The model should be able to restart several times from the same time step, usually it is just a matter of reading the forcing fields at the right place. Each of the member can then run with its own random perturbations independently from the other members. They will only meet at analysis time. Remember to reset the random numbers to a different seed every time you restart the executable.
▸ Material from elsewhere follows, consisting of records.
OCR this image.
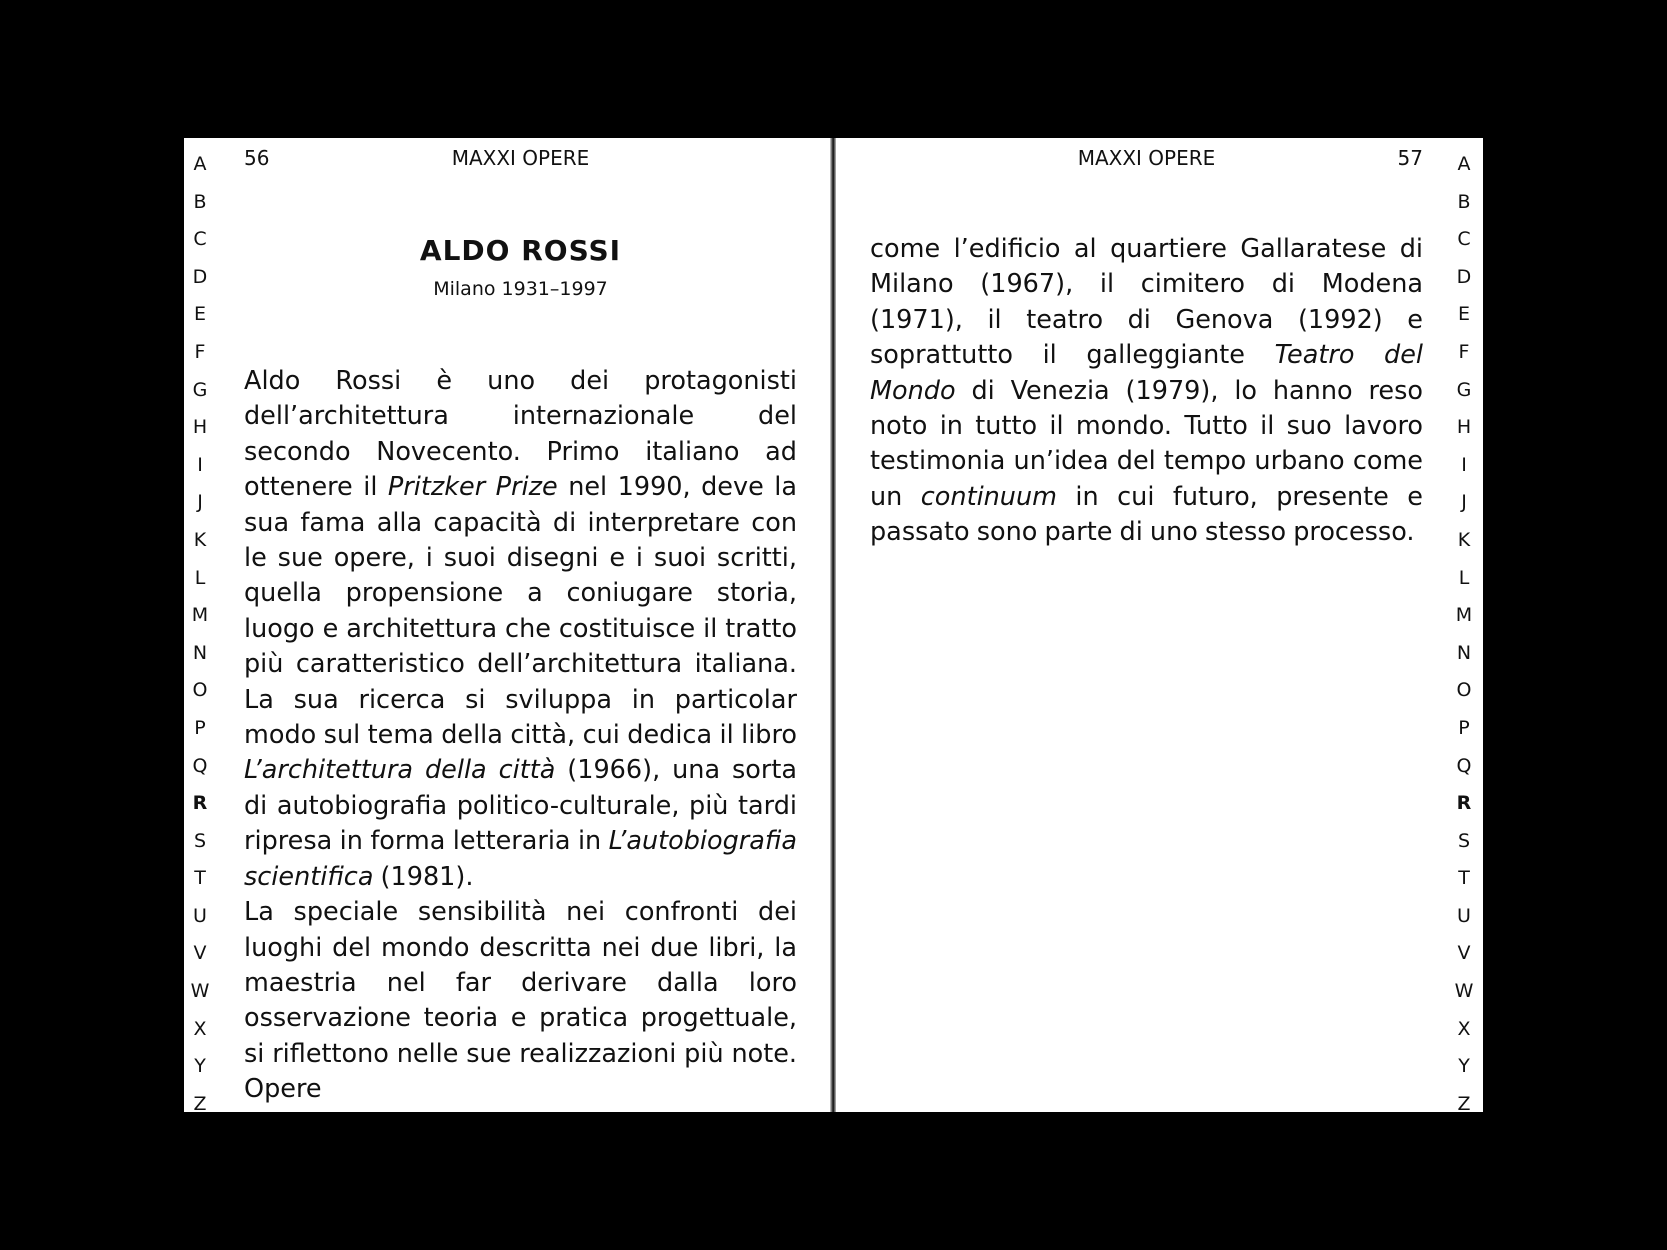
A
B
C
D
E
F
G
H
I
J
K
L
M
N
O
P
Q
R
S
T
U
V
W
X
Y
Z

56	MAXXI OPERE

ALDO ROSSI

Milano 1931–1997

Aldo Rossi è uno dei protagonisti dell’architettura internazionale del secondo Novecento. Primo italiano ad ottenere il Pritzker Prize nel 1990, deve la sua fama alla capacità di interpretare con le sue opere, i suoi disegni e i suoi scritti, quella propensione a coniugare storia, luogo e architettura che costituisce il tratto più caratteristico dell’architettura italiana. La sua ricerca si sviluppa in particolar modo sul tema della città, cui dedica il libro L’architettura della città (1966), una sorta di autobiografia politico-culturale, più tardi ripresa in forma letteraria in L’autobiografia scientifica (1981).

La speciale sensibilità nei confronti dei luoghi del mondo descritta nei due libri, la maestria nel far derivare dalla loro osservazione teoria e pratica progettuale, si riflettono nelle sue realizzazioni più note. Opere

A
B
C
D
E
F
G
H
I
J
K
L
M
N
O
P
Q
R
S
T
U
V
W
X
Y
Z

MAXXI OPERE	57

come l’edificio al quartiere Gallaratese di Milano (1967), il cimitero di Modena (1971), il teatro di Genova (1992) e soprattutto il galleggiante Teatro del Mondo di Venezia (1979), lo hanno reso noto in tutto il mondo. Tutto il suo lavoro testimonia un’idea del tempo urbano come un continuum in cui futuro, presente e passato sono parte di uno stesso processo.
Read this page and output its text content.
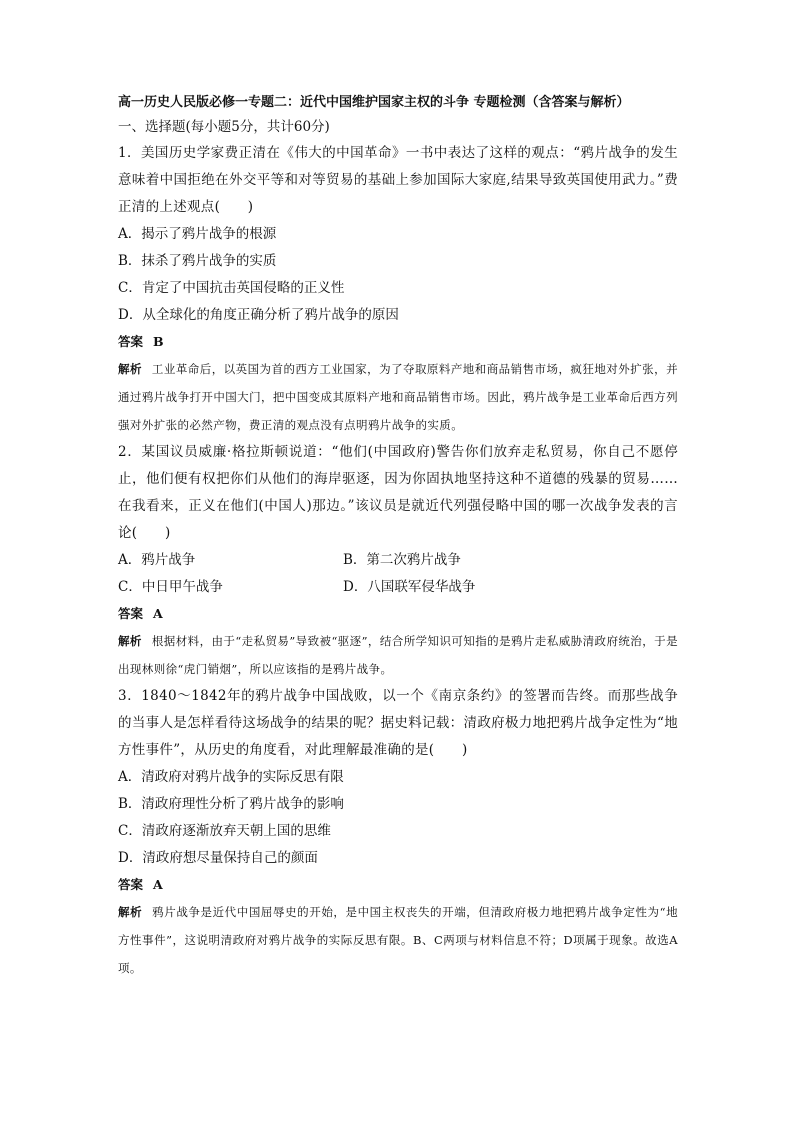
高一历史人民版必修一专题二：近代中国维护国家主权的斗争 专题检测（含答案与解析）

一、选择题(每小题5分，共计60分)

1．美国历史学家费正清在《伟大的中国革命》一书中表达了这样的观点：“鸦片战争的发生意味着中国拒绝在外交平等和对等贸易的基础上参加国际大家庭,结果导致英国使用武力。”费正清的上述观点(　　)

A．揭示了鸦片战争的根源

B．抹杀了鸦片战争的实质

C．肯定了中国抗击英国侵略的正义性

D．从全球化的角度正确分析了鸦片战争的原因

答案 B

解析 工业革命后，以英国为首的西方工业国家，为了夺取原料产地和商品销售市场，疯狂地对外扩张，并通过鸦片战争打开中国大门，把中国变成其原料产地和商品销售市场。因此，鸦片战争是工业革命后西方列强对外扩张的必然产物，费正清的观点没有点明鸦片战争的实质。

2．某国议员威廉·格拉斯顿说道：“他们(中国政府)警告你们放弃走私贸易，你自己不愿停止，他们便有权把你们从他们的海岸驱逐，因为你固执地坚持这种不道德的残暴的贸易……在我看来，正义在他们(中国人)那边。”该议员是就近代列强侵略中国的哪一次战争发表的言论(　　)

A．鸦片战争	B．第二次鸦片战争
C．中日甲午战争	D．八国联军侵华战争

答案 A

解析 根据材料，由于“走私贸易”导致被“驱逐”，结合所学知识可知指的是鸦片走私威胁清政府统治，于是出现林则徐“虎门销烟”，所以应该指的是鸦片战争。

3．1840～1842年的鸦片战争中国战败，以一个《南京条约》的签署而告终。而那些战争的当事人是怎样看待这场战争的结果的呢？据史料记载：清政府极力地把鸦片战争定性为“地方性事件”，从历史的角度看，对此理解最准确的是(　　)

A．清政府对鸦片战争的实际反思有限

B．清政府理性分析了鸦片战争的影响

C．清政府逐渐放弃天朝上国的思维

D．清政府想尽量保持自己的颜面

答案 A

解析 鸦片战争是近代中国屈辱史的开始，是中国主权丧失的开端，但清政府极力地把鸦片战争定性为“地方性事件”，这说明清政府对鸦片战争的实际反思有限。B、C两项与材料信息不符；D项属于现象。故选A项。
That is where science really starts. Feel free to randomize wherever you think the model has its main error. The ensemble variance or spread will indicate whether you have touched a sensitive parameter or not. The assimilation results (in particular the reduction in ensemble spread for each variable) will then show you where the model builds the multivariate links between model variables an measurements. For example in the TOPAZ experiment, the ECMWF atmospheric forcing fields are perturbed by adding 2D random fields (m_pseudo2D.F90 was used for this purpose) and each ensemble member is running in HYCOM with its own Richardson mixing parameter (but constant in time). The model error can be made time-correlated, then remember to store its value and read it again on restart time.

To use a log-transformation for example (positive variables with exceptionally large values), set A = log (A), d = log (d) at the beginning, specify measurement errors as a ratio of their actual value, think hard about the observation matrix [can I say log(d) = H log(A)?], and use the same routines as provided here. Back transformed the ensemble at the end.

Well ... Don't believe too much in miracles nor in *"saturation effects"*.
If your problem is really interesting, then 10 members won't be smart enough to
tell you all about the most tricky multivariate covariances.
We advise 100 members to get sound reproduceable results. 100 is the ensemble size
that has been used during the DIADEM and TOPAZ real-time experiments.
See the paper by Natvik (2002) to see how well 20, 40, 60, 80 and 100 members
behave with a coupled physical-ecological model of the North Atlantic.
If you can afford more than 100, then go for more! But remember that 1000 members will
not help you if the model has serious biases: then all 1000 members will miss the
solution and you will feel like beating a dead horse.